Bewegte Bilder der Zeit

Marl..  Der wohl spannendste Teil der großen „China 8“-Ausstellung an Rhein und Ruhr läuft im Marler Skulpturenmuseum Glaskasten – und zwar über Monitore, Bildschirme und Leinwände. Einige der chinesischen Künstler arbeiten mit mehreren Bildschirmen zugleich. Der 1986 geborene Li Ming etwa lässt einen Mann über acht Bildschirme hinweg zunächst mit einem Rollkoffer loslaufen und dann alle erdenklichen Mitfahrgelegenheiten ergreifen, vom Skateboard übers einen Rad-Gepäckträger und verschiedene Minicars bis hin zum Schaufelbagger.

Imperialismus ironisch

Ob es ein Flugzeug war, das er zu erreichen versuchte, oder ein Zug, erfahren wir nicht – am Ende ist der Mann heilfroh, auf der Ladefläche eines Lkws zu stehen und fühlt sich wie der Sieger des Tages. Die seltsame Geschichte wird indes zerhackt erzählt, zwischen den Monitoren sind zeitliche Sprünge – treffende Bilder nicht nur für den Rhythmus unserer Zeit, sondern auch für die Art unserer unvollständigen, auf Vermutungen und Spekulationen angewiesenen Wahrnehmung. Song Dong zeigt eine Fahrradfahrt, die mit der Kamera knapp überm Lenker gefilmt ist – und der Schwindel, den man beim Zuschauen entwickelt, rührt nicht nur von der unebenen Fahrbahn, sondern daher, dass rechts eine andere Kulisse abläuft als links.

Wir sehen in Marl zwei Schülerinnen, die im Unterhemd, gibbelnd aufs Bett gefläzt, Texte für eine Prüfung auswendig lernen – Parteidogmen über den westlichen Imperialismus. In einem Jugendzimmer, das von der Chipsdose bis zum Teddy mit allen Insignien der westlichen Lebenswelt ausgestattet ist...

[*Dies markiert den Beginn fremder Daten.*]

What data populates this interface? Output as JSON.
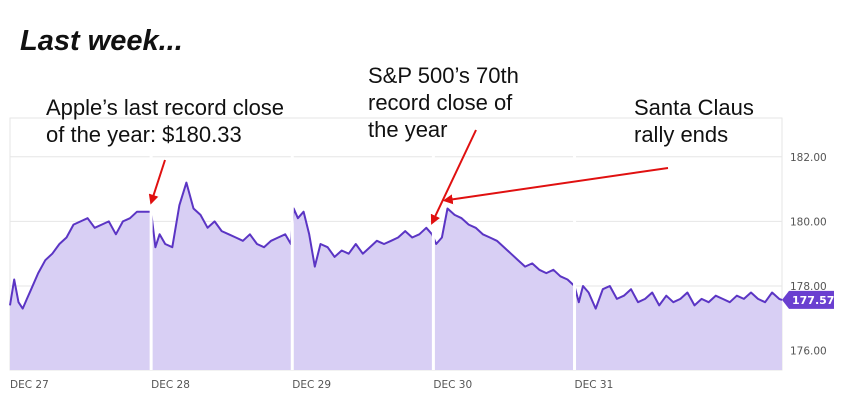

Geradezu fesselnd ist die abendliche Tafelrunde bei Kerzenlicht, die Shen Chaofang mit lauter schönen Frauen im opernhaft roten Abend umringt hat. Das ganze Geschehen von unwirklicher Schönheit läuft in Zeitlupe ab, das spielfilmartige Video nimmt zuweilen gespenstische Züge an – und die Bilder hallen lange nach.

Tote Fische, menschliche Aliens

Gespenstische Enten und Frösche, tote Fische oder menschliche Aliens vor alltagsgrauen, ausgenutzten Landschaften, Schlagstock-Training oder die 40 Überwachungsmonitore, die verschiedene Arbeiter in einer Nähfabrik zeigen: Auch die chinesischen Videokünstler nehmen ihre gesellschaftliche Wirklichkeit aufs Korn.

Und einer wie Wang Gongxin hängt sieben Bildschirme im Hochformat auf, die wie Altartafeln wirken, zumal sie (mäßig) bewegte „Stillleben“ zeigen – das Sterben einer Wespe auf Waben etwa oder Fleisch, das grüne Blasen wirft, eine rosa Libelle über Müll im Wasser oder eine Gottesanbeterin, die sich nach einer Plastiktüte streckt. All dies handelt ja nicht nur von der chinesischen Gegenwart.